Il y a deux ans, je repartais de Monteux avec bien plus que ce que j’étais venu chercher : de l’amitié, du dépassement, du partage — tout ce qui fait la richesse de la grande famille de l’ultra.
Ces improbables 53 boucles réalisées m’avaient alors ouvert les portes de l’équipe de France (dont je n'avais aucune notion à ce moment là), pour disputer les Mondiaux par équipe l’année suivante (donc l'an dernier).

Pour cette édition 2025, la motivation est simple : retrouver le maillot bleu.
Mais je sais ce que cela exige (car le niveau monte chaque année) : aller chercher cette fameuse troisième nuit blanche. Bref, viser les 60 à 65 heures, explorer mes limites et repousser mon record personnel. Et surtout, être fidèle à la philosophie de cette épreuve : si tu termines dans les temps, tu repars pour “just one more loop”.

Côté préparation, je m’appuie mentalement sur ma victoire à la BY des Terrils Lens en mars dernier (47 boucles), et physiquement sur quelques longues sorties, sans oublier une reconnaissance de dix boucles sur place, un mois avant la course. L’occasion alors de revoir quelques amis locaux.

 

Le départ
La veille de la course, nous retrouvons Pauline et Julien dans un Airbnb loué pour l’occasion. La nuit n’a pas été au top mais j’ai pu me reposer néanmoins.

L’arrivée sur site, c’est toujours un peu comme arriver à la maison.


Retrouver le petit monde de l’ultra, se faire accueillir chaleureusement par Agnès, Philippe et Stéphane, qui portent cette épreuve avec passion.


Après les papotages et la mise en place du campement, vient l’heure du départ : nous sommes jeudi, il est 15h.

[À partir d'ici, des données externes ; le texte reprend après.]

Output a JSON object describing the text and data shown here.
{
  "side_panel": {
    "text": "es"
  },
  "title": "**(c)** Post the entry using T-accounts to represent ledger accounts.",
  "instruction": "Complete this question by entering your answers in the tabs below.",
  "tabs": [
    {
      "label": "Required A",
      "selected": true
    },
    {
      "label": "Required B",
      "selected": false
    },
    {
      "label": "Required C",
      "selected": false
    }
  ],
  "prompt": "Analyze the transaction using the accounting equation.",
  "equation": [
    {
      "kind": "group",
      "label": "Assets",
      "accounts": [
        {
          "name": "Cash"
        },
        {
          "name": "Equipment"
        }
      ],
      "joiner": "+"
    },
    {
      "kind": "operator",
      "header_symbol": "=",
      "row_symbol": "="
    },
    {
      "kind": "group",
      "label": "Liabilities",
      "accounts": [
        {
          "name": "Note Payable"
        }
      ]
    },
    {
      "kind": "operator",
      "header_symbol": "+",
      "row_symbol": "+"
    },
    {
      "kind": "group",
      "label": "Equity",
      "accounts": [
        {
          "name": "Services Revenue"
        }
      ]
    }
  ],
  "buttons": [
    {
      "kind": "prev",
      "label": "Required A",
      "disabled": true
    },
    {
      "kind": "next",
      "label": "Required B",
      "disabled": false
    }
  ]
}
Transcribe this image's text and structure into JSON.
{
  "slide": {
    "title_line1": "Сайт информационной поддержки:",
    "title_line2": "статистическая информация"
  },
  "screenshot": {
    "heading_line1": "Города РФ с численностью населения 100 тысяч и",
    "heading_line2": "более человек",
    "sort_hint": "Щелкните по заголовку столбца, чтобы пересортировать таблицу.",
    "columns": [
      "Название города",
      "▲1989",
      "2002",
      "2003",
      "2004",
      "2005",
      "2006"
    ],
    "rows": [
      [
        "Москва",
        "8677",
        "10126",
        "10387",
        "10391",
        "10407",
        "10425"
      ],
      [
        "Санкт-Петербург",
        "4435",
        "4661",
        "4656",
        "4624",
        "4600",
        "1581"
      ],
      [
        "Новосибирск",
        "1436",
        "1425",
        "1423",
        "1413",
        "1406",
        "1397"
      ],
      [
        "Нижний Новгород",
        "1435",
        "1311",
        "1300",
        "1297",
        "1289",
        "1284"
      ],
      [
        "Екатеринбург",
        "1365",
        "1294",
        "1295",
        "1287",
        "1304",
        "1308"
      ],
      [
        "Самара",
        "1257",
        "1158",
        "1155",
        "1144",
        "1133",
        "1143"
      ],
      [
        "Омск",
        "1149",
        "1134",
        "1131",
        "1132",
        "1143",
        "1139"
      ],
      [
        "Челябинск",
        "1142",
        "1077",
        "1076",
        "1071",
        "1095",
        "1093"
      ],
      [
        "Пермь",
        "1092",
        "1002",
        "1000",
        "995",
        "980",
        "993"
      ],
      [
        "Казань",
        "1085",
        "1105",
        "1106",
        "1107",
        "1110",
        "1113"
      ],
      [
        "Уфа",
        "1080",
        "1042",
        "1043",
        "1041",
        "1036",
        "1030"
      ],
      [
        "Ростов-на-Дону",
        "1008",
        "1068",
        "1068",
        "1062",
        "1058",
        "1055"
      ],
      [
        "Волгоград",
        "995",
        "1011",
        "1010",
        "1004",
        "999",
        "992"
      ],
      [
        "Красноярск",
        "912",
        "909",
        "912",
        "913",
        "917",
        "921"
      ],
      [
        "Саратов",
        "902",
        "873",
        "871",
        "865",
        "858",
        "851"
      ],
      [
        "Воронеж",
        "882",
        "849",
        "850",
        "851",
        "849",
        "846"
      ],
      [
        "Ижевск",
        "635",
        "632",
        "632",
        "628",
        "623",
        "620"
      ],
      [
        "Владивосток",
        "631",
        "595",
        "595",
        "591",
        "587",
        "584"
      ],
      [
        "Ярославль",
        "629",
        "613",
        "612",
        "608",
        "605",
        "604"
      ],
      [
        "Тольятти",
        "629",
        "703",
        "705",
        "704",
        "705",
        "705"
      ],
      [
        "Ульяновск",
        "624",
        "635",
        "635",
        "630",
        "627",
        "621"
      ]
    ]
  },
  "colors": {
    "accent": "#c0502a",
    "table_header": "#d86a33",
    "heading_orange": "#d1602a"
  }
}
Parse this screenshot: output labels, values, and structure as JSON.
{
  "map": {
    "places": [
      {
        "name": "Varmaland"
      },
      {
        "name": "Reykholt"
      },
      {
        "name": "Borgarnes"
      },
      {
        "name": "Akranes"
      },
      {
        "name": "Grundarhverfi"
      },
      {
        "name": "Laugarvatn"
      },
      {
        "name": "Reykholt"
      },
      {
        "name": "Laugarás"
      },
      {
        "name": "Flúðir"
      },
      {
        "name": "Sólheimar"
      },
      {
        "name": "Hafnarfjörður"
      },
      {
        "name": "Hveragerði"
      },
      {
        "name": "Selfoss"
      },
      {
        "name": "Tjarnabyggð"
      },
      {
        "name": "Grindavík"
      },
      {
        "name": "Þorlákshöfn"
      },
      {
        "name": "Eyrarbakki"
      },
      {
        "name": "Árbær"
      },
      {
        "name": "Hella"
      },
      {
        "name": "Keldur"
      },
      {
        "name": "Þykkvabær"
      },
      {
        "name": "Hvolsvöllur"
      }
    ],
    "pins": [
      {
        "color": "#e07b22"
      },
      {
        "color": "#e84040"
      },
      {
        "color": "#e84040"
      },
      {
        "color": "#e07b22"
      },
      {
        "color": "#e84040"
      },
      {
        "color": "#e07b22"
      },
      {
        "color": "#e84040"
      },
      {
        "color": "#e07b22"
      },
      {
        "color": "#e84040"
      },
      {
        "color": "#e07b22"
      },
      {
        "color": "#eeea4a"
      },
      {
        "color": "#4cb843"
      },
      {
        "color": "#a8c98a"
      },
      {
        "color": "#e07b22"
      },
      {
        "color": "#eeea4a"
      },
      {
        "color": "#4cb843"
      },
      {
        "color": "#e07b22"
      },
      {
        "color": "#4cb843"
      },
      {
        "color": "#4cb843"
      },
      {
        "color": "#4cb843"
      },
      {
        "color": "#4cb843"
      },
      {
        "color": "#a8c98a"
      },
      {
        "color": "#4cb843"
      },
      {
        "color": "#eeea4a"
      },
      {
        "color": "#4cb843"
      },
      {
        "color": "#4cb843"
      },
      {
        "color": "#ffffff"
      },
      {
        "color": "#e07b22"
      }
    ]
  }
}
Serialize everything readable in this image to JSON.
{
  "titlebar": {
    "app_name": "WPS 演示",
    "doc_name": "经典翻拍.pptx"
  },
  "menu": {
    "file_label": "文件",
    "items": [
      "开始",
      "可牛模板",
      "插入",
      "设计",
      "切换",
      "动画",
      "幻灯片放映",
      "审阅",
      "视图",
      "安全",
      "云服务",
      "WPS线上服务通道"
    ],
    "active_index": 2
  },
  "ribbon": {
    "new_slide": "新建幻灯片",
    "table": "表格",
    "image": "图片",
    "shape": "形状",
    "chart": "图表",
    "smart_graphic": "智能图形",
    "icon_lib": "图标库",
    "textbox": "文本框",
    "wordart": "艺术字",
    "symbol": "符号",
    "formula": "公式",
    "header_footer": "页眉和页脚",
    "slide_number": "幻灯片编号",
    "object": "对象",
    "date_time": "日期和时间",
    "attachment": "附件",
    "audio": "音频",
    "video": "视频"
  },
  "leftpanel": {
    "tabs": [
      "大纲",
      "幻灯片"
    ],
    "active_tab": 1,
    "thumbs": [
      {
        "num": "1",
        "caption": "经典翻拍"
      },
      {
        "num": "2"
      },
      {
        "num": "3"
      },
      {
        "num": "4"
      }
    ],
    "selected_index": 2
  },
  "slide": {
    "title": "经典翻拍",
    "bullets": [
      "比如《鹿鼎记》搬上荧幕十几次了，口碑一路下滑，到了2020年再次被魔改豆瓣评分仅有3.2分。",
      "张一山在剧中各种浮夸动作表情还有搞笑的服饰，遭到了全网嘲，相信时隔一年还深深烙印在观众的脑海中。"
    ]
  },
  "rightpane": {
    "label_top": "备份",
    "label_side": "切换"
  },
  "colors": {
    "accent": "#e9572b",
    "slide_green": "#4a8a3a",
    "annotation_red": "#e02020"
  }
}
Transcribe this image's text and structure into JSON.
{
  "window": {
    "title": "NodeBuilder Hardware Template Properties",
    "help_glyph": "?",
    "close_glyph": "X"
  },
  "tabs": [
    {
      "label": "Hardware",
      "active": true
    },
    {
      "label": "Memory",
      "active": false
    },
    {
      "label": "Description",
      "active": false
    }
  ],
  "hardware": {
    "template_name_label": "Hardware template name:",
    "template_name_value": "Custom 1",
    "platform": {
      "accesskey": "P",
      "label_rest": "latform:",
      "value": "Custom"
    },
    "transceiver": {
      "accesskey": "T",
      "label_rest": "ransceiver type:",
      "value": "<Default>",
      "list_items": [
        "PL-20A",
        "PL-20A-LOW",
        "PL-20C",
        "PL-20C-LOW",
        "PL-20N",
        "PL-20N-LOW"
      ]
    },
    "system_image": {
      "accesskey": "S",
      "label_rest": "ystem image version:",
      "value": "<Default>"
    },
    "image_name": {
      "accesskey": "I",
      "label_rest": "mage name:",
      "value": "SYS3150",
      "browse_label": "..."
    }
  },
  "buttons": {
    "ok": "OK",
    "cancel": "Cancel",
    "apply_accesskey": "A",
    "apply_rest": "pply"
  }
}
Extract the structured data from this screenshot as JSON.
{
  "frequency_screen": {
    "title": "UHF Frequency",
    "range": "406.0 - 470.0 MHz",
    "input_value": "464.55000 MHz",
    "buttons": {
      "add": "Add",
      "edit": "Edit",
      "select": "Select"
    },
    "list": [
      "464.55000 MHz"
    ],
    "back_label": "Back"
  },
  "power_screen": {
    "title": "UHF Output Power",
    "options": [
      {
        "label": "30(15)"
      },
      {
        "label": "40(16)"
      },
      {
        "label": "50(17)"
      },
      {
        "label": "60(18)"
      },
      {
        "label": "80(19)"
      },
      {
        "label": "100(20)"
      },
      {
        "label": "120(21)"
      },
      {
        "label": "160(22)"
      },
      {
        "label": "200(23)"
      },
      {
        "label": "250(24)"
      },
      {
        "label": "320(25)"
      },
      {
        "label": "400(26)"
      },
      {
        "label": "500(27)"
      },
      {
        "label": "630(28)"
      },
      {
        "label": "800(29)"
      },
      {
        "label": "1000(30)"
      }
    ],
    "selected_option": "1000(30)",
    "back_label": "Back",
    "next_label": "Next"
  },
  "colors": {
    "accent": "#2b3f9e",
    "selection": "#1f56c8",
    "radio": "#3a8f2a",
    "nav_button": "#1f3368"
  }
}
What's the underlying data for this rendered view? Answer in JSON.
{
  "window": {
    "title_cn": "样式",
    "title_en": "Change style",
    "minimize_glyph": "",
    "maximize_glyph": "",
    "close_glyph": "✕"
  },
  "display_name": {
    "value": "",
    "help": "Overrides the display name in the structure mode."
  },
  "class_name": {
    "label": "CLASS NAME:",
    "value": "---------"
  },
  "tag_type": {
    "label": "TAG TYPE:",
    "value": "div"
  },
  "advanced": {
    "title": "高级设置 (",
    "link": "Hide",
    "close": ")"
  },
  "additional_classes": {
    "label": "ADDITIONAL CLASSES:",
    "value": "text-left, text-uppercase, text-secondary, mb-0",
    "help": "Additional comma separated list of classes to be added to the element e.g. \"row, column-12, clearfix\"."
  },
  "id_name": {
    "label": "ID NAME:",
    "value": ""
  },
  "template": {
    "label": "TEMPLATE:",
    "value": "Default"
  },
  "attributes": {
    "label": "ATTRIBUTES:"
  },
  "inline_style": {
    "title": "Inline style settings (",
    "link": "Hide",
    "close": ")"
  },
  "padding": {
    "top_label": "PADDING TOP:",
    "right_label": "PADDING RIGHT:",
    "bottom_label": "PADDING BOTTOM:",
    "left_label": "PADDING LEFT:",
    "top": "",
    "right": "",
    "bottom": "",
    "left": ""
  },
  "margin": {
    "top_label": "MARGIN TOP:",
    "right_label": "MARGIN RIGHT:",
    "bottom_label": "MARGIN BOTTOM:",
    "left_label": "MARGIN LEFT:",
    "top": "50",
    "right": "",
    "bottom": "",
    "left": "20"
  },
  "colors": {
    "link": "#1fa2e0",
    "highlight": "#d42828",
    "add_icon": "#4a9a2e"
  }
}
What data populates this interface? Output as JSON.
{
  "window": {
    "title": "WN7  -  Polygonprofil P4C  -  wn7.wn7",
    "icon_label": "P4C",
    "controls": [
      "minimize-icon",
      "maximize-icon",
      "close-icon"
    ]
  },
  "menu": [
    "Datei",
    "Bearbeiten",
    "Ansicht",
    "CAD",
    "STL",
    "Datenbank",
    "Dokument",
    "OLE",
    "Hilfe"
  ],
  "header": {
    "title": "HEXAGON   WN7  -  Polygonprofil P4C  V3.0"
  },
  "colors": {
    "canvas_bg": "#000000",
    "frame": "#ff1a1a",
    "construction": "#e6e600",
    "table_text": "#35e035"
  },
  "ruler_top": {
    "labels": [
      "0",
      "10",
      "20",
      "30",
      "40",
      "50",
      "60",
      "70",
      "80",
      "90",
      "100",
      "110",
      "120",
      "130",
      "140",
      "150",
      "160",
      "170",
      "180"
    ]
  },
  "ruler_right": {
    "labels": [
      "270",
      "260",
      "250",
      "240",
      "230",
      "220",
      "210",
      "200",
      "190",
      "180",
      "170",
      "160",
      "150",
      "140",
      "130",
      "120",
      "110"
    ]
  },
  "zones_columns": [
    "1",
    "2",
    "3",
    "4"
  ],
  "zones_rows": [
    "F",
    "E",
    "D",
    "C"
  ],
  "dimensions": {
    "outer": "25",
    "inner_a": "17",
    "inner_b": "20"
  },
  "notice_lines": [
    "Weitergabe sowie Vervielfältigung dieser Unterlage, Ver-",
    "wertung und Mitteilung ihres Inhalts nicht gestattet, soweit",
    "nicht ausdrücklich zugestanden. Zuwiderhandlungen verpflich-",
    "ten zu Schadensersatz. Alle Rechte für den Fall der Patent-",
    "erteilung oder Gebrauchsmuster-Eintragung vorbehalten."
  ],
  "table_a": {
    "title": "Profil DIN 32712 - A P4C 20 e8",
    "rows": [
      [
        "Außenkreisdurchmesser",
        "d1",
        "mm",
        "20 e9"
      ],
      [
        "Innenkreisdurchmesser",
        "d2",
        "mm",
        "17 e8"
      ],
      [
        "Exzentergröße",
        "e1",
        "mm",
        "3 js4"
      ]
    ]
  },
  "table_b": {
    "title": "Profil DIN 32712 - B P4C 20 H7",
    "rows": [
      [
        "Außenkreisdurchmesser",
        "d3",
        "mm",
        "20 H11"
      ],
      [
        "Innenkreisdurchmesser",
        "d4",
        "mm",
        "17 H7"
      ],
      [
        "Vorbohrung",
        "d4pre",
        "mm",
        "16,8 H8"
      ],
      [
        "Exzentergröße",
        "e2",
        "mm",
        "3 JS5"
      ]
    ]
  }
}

Parmi les « guests » : Andy Symons, Sébastien Raichon, Marius — champion de Côte d’Ivoire. Quelques amis de la Team France sont là : Christophe, Pierre, Fabrice, Philippe, ...
Nous sommes 130 à nous élancer pour le premier tour, un peu trop vite comme souvent. Je trouverai mes marques vers le 4e tour.
Annick est là pour assurer mon assistance. Il faudra qu’elle pense à se reposer elle aussi, car la course sera longue pour nous deux.

 

Les premières heures
Les débuts sont propices aux échanges. On discute, on chauffe les jambes, on réajuste 2 ou 3 bricoles.
La fraîcheur de la première nuit ne facilite pas l’estomac qui aime être capricieux.
Je tourne autour de 51 minutes par boucle, ce qui laisse un bon temps de pause.

 

Cette fois ci, j’alterne mes chaussures en mettant même des chaussures de trail. Ca tape peut-être sur le bitume mais ça permet de passer sur les parties cailloux avec plus d’aisance.

 

24 heures plus tard
Après une journée complète, nous ne sommes encore un tiers du peloton. C’est beaucoup (et c'est bien !) : d’ordinaire, il n’en reste que 10 à 15%.
Mon ami Pierre lutte avec des soucis digestifs. Je tente de le ramener dans le jeu le temps d’une boucle, mais il s’arrête après 28 heures — lui qui avait tenu 52h il y a 2 ans ici.
Fabrice, un peu malade dès le départ, stoppe à 24 heures, tout comme Julien, victime de sa cheville.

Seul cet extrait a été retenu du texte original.